- Helix as depicted in The New Warriors #63 (August 1995). Art by Patrick Zircher

Publication information
- Publisher: Marvel Comics
- First appearance: Spider-Man: Maximum Clonage Alpha #1 (August 1995)
- Created by: Tom DeFalco (plot) Todd DeZago (writer) Ron Lim (artist)

In-story information
- Alter ego: Rafael Carago
- Species: Human mutate
- Team affiliations: New Warriors
- Abilities: Reactive adaptation;

= Helix (Marvel Comics) =

Helix (Rafael Carago) is a superhero appearing in American comic books published by Marvel Comics. He was created by Tom DeFalco and Todd DeZago in Spider-Man: Maximum Clonage Alpha (part of the Clone Saga storyline). Helix went on to join the New Warriors in The New Warriors #62.

==Fictional character biography==
Rafael Carago is the sole survivor of an epidemic of the Carrion virus, which Spidercide released on Springdale, Pennsylvania. Rafael is discovered by agents of the Center for Disease Control, who sedate him. However, Rafael tears himself free and escapes.
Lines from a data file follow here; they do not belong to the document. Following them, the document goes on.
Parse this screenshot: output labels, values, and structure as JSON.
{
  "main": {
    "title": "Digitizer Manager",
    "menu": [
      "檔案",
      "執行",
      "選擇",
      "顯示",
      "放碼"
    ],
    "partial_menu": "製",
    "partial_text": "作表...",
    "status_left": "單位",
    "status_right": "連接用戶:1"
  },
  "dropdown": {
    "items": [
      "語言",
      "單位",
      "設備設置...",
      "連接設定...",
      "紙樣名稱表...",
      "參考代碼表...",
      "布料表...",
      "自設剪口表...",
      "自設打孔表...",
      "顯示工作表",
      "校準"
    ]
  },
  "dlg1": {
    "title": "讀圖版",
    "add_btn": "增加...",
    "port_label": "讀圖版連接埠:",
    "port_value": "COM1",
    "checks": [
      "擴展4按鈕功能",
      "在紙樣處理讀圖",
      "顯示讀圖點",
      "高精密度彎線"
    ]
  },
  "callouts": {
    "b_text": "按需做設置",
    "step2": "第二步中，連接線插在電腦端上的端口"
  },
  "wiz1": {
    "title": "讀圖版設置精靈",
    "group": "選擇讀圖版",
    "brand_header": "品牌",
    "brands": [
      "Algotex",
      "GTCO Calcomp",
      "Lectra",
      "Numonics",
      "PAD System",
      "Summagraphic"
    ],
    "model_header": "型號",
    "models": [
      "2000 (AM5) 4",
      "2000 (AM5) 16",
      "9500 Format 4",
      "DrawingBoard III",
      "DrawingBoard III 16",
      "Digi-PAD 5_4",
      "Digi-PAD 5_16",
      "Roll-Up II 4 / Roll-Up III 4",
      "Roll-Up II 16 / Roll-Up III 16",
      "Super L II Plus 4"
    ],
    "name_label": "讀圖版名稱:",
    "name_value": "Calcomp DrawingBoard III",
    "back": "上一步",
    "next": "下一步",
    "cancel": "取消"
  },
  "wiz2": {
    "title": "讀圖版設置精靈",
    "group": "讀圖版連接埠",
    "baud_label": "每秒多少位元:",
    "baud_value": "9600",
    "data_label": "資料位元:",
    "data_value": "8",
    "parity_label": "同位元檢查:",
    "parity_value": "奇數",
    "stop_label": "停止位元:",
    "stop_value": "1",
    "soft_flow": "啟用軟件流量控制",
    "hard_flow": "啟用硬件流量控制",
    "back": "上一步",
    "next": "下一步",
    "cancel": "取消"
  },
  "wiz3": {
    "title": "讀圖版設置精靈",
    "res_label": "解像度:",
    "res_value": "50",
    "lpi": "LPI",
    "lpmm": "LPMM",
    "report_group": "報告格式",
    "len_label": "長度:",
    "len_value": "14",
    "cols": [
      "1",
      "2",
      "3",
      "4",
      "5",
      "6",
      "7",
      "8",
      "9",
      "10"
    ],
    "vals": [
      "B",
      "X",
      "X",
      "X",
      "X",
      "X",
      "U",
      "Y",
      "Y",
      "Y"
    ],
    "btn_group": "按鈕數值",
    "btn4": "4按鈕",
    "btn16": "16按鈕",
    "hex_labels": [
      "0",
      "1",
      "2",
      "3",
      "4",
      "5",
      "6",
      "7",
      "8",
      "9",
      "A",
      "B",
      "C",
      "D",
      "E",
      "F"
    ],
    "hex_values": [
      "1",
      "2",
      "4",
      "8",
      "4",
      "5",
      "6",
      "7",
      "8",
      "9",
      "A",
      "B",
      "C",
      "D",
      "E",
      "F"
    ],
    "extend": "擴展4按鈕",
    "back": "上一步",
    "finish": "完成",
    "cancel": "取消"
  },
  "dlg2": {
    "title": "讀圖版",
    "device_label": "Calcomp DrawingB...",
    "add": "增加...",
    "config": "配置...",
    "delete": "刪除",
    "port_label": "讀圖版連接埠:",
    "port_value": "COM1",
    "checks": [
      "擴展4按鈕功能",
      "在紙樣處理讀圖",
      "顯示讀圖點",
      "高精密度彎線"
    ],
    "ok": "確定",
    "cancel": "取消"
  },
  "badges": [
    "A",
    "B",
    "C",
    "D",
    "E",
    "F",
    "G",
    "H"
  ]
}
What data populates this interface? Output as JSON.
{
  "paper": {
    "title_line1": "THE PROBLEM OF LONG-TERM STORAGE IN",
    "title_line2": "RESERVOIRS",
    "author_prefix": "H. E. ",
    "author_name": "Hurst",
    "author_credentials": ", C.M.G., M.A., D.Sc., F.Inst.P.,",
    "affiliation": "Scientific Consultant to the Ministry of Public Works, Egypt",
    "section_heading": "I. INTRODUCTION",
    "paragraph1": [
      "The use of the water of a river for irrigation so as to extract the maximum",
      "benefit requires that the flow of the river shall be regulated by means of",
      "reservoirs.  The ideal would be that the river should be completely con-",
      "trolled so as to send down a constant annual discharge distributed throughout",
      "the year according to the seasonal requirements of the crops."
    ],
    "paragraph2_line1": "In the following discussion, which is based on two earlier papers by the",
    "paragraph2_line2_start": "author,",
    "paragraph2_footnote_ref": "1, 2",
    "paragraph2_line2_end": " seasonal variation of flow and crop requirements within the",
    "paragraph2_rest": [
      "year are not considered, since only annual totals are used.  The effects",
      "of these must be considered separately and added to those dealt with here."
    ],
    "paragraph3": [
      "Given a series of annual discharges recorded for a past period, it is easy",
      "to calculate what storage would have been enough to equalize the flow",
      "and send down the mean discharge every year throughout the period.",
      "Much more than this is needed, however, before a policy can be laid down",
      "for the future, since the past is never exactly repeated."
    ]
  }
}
Rafael is subdued by the New Warriors and Scarlet Spider, then taken into custody by Project Pegasus. However, Spidercide captures Rafael and escapes. The Jackal experiments on Rafael, mutating him further. Scarlet Spider manages to revert Rafael to his human form using a hypermorphic serum.

After a series of adventures alongside the New Warriors, Helix leaves the group, embarking on a quest to find himself.

==Powers and abilities==
Helix is a reactive Adaptoid, meaning he can subconsciously recode his DNA in response to threatening outside stimuli. He can increase in size and strength, cancel psychokinetic energies, and adapt to any environmental toxin.